Te midden van het aangroeiende geweld tegen sociale leiders proberen de getroffen gemeenschappen zelf aan de alarmbel te trekken. Van 29 april tot 2 mei 2019 kwamen 1500 leiders van rurale, inheemse en Afro-Colombiaanse gemeenschappen uit heel Colombia samen in de hoofdstad Bogotá om te protesteren, onderling te overleggen en adequate beschermingsmaatregelen te eisen van de autoriteiten. Het kleurrijke gezelschap kampeerde vijf nachten in de grote Santamaría-arena (voor stierengevechten). Overdag bezochten ze Europese ambassades en het Colombiaans parlement om de aandacht te vestigen op hun pleit. Onder de participanten troffen we María Susana Perdomo, een inheemse sociale leider en LGTB-activiste uit het dorp Florida in de Cauca-vallei (het departement dat het zwaarst getroffen wordt door het opnieuw oplaaiend geweld). Drie maanden eerder had ze 24 uur de tijd gekregen van een gewapende bende om haar territorium te verlaten of ze zouden haar en haar familie vermoorden. Ze vluchtte naar de hoofdstad, maar de doodsbedreigingen tegen haar persoon achtervolgden haar tot daar. Julián Muñoz Álvarez is een ex-FARC-strijder en ex-politie gevangene. In zijn geboortestreek in het departement Tolima maakt hij deel uit van het Milieucomité van Roncesvalles. Zijn engagement maakt van hem een doelwit van de huurlingen die voor multinationale ontginningsbedrijven werken. De ontginning van mineralen veroorzaakt sociaal-economische, ecologische en gezondheidsproblemen in vele gemeenschappen. Ook Pablo Gutierrez wordt met de dood bedreigd omdat hij de natuur in de regio Orinoquía probeert te beschermen. Hij vertelde dat de leiders ook in de hoofdstad waren samengekomen om de beloofde, maar nog niet verschafte gerechtigheid te eisen voor de vele slachtoffers van het gewapende conflict.
Besluit
Vrede blijft voor veel Colombiaanse rurale gemeenschappen nog altijd ongrijpbaar.

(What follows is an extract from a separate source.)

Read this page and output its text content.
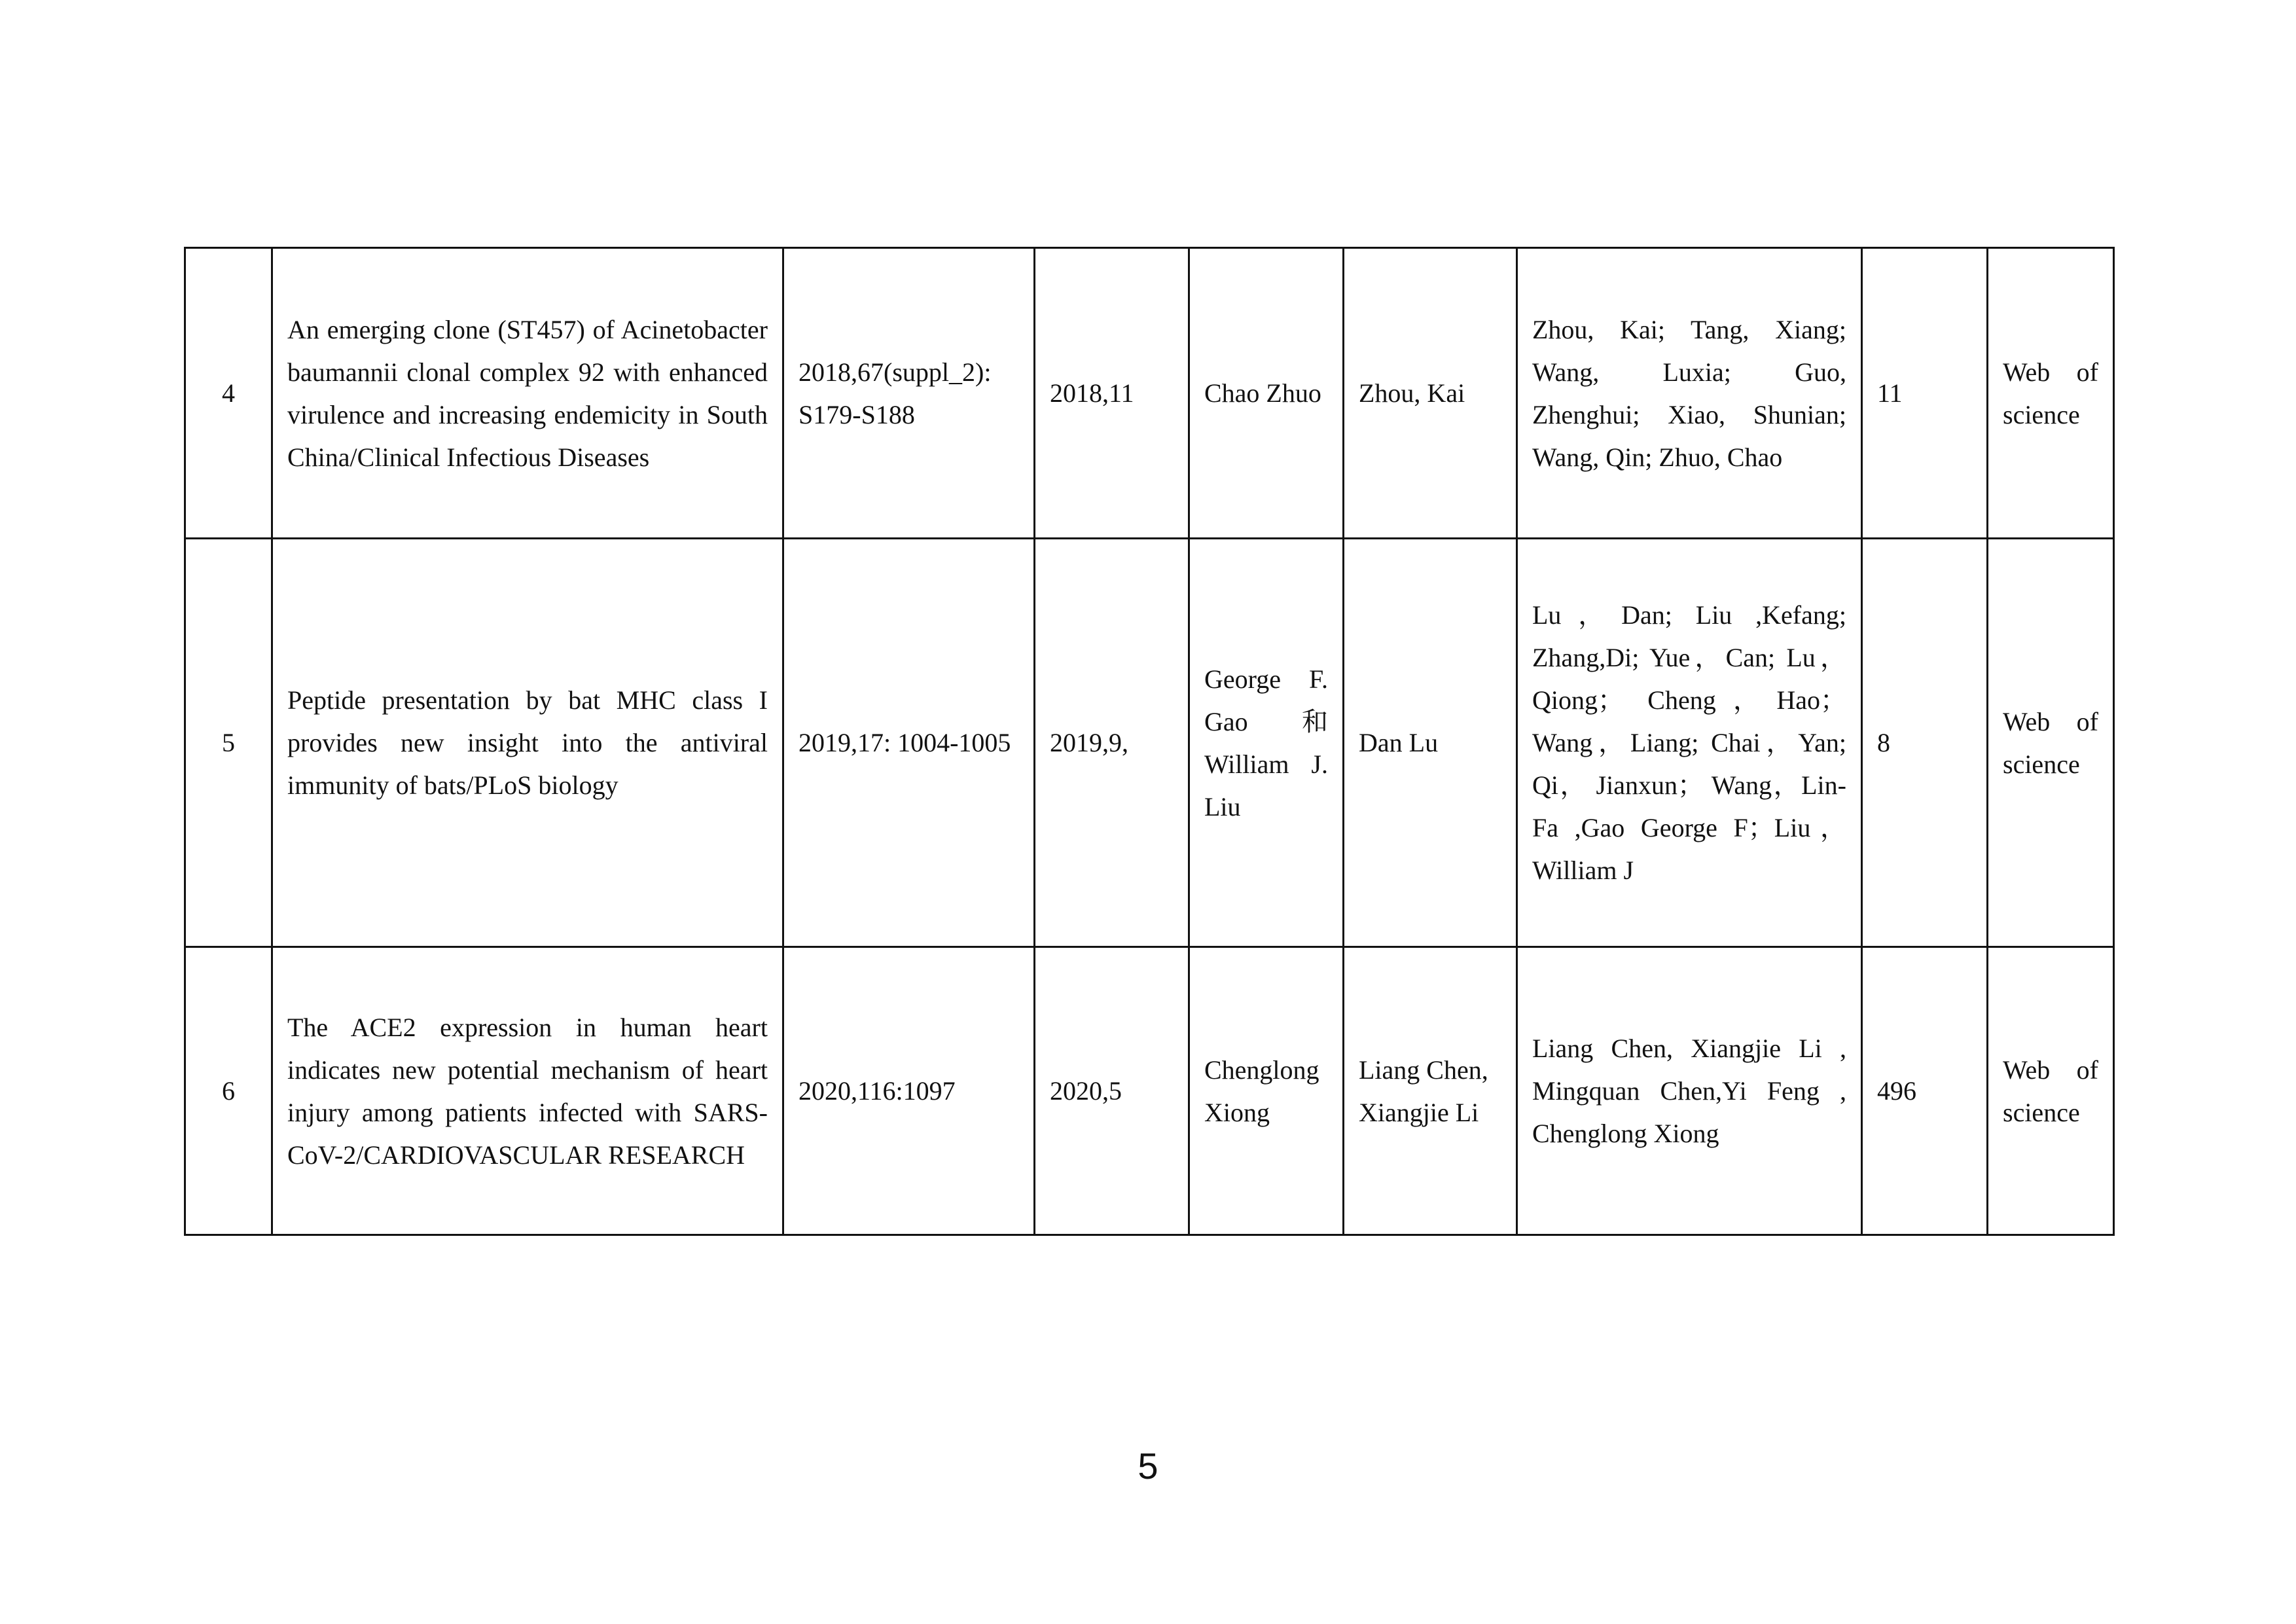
4	An emerging clone (ST457) of Acinetobacter baumannii clonal complex 92 with enhanced virulence and increasing endemicity in South China/Clinical Infectious Diseases	2018,67(suppl_2): S179-S188	2018,11	Chao Zhuo	Zhou, Kai	Zhou, Kai; Tang, Xiang; Wang, Luxia; Guo, Zhenghui; Xiao, Shunian; Wang, Qin; Zhuo, Chao	11	Web of science
5	Peptide presentation by bat MHC class I provides new insight into the antiviral immunity of bats/PLoS biology	2019,17: 1004-1005	2019,9,	George F. Gao 和 William J. Liu	Dan Lu	Lu，Dan; Liu ,Kefang; Zhang,Di; Yue，Can; Lu，Qiong； Cheng，Hao；Wang，Liang; Chai，Yan; Qi， Jianxun； Wang，Lin-Fa ,Gao George F；Liu，William J	8	Web of science
6	The ACE2 expression in human heart indicates new potential mechanism of heart injury among patients infected with SARS-CoV-2/CARDIOVASCULAR RESEARCH	2020,116:1097	2020,5	Chenglong Xiong	Liang Chen, Xiangjie Li	Liang Chen, Xiangjie Li , Mingquan Chen,Yi Feng , Chenglong Xiong	496	Web of science
5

Ondanks de ontwapening van de FARC en de 'teruggave' van heel wat gebieden die onder controle stonden van de guerrilla's, werden belangrijke andere aspecten van het Vredesakkoord uit 2016 (waaronder de sociale) niet of pover geïmplementeerd. De radicale oppositie van sommige politieke en economische actoren tegen het Vredesakkoord, gesteund door een onbereidwillige regering die haar historische verplichtingen ten opzichte van de getroffen gemeenschappen niet nakomt, dreigt delen van het land opnieuw in de klauwen van het geweld te drijven. De dringende noodzaak om de algemene levensomstandigheden in veel rurale gebieden te verbeteren, wordt genegeerd door president Duque. Te midden van de huidige crisis betalen mensenrechtenbeschermers en sociale leiders met hun leven voor zijn onverschilligheid.